When a transaction occurred, the activity was “Journalized” in the General Journal. From here it was “Posted” to the corresponding Ledger account where balances where tracked. This process helped catch math errors and provide the most efficient way to capture information at the time. Many accounting softwares’ today journalize and post at the same time (ie.e QuickBooks, Sage, etc..). Here is where the overuse of Journal entries can cause issues.
The Problem:
1) Inaccurate Sub-Ledgers:
If a journal entry is entered using an account which has a sub-ledger making up the total account balance (think accounts payable & accounts receivable) the reports designed to provide information about the sub-ledger accounts will not agree to the total balance (unless you are very careful). If decisions are made using information contained in the sub-ledgers (which are inaccurate due to journal entries), this can lead to inaccurate decisions.
2) Control of Financial Data:
Given the flexibility a journal entry provides in correcting errors, it makes it a very useful accounting tool. However, due to this flexibility they can also be used to skew financial data and potentially cover up fraud. Journal entries should only be allowed by people that understand their intended uses as outlined in the “Best Uses” section above. And even then a company should at least have a review / approval process for creating journal entries.
3) Building Bad Habits:
The use of journal entries in “out of the box” accounting solutions such as QuickBooks and Sage are less detrimental than in a platform like Dynamics 365. This is due to how the software actually works. In the Out of Box platforms, the journalizing and posting of transactions happens at the same time and can be undone just as easily. This is one advantage (and weakness) to an out of the box platform, if you make a mistake just reverse / delete it.
However, on more advanced platforms entries are recorded (journalized) and then posted in another step by someone who has the authority to do so. Once posted, getting the entry removed is more difficult and typically requires manipulating the source data tables (not a good idea). This makes the process of making journal entries a little more painful and less enjoyable. The very nature of these more advanced programs encourage correct data entry the first time.

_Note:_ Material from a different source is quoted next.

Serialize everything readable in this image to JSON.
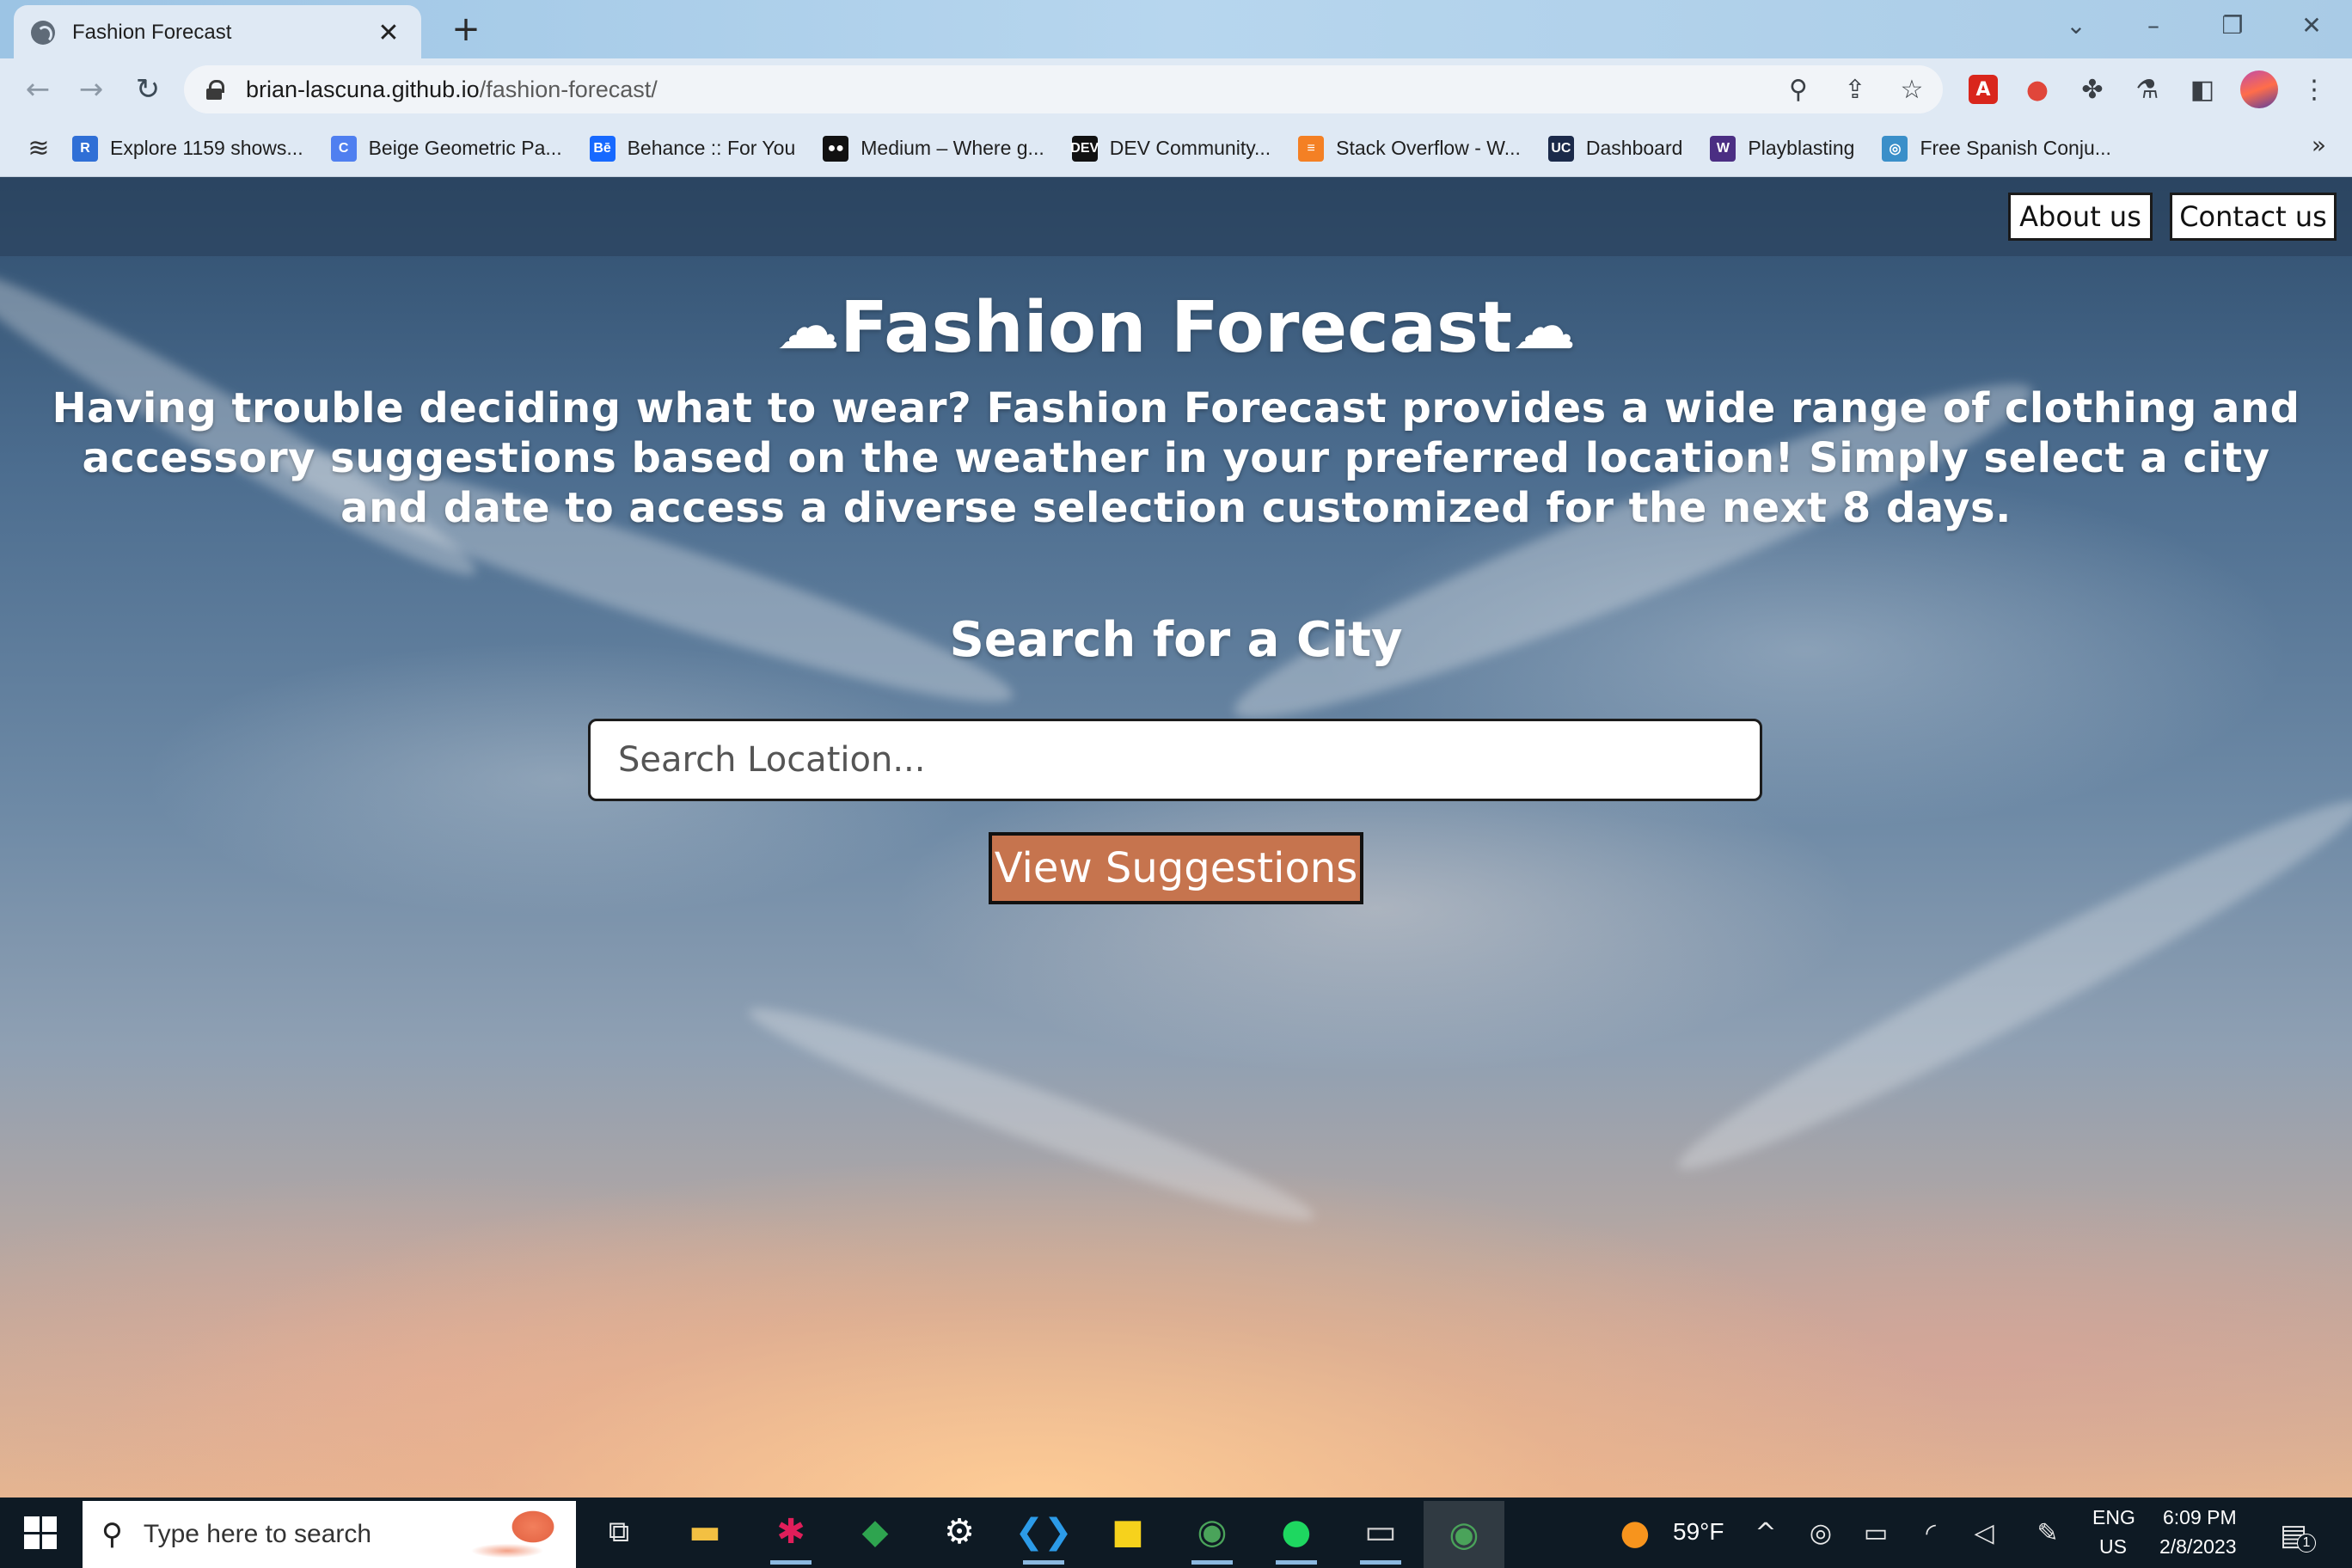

Therefore, start building these good habits on whatever platform you are on, it will make future growth much easier.
Conclusion:
As mentioned above, take the time to understand the full functionality of your system before using “adjustments” because they are easier. In the long run, using and understanding your system’s full capabilities will maximize your return on investment and keep you from searching for “the next best thing”
Key Takeaway: Know what tools you have available and use the correct tool.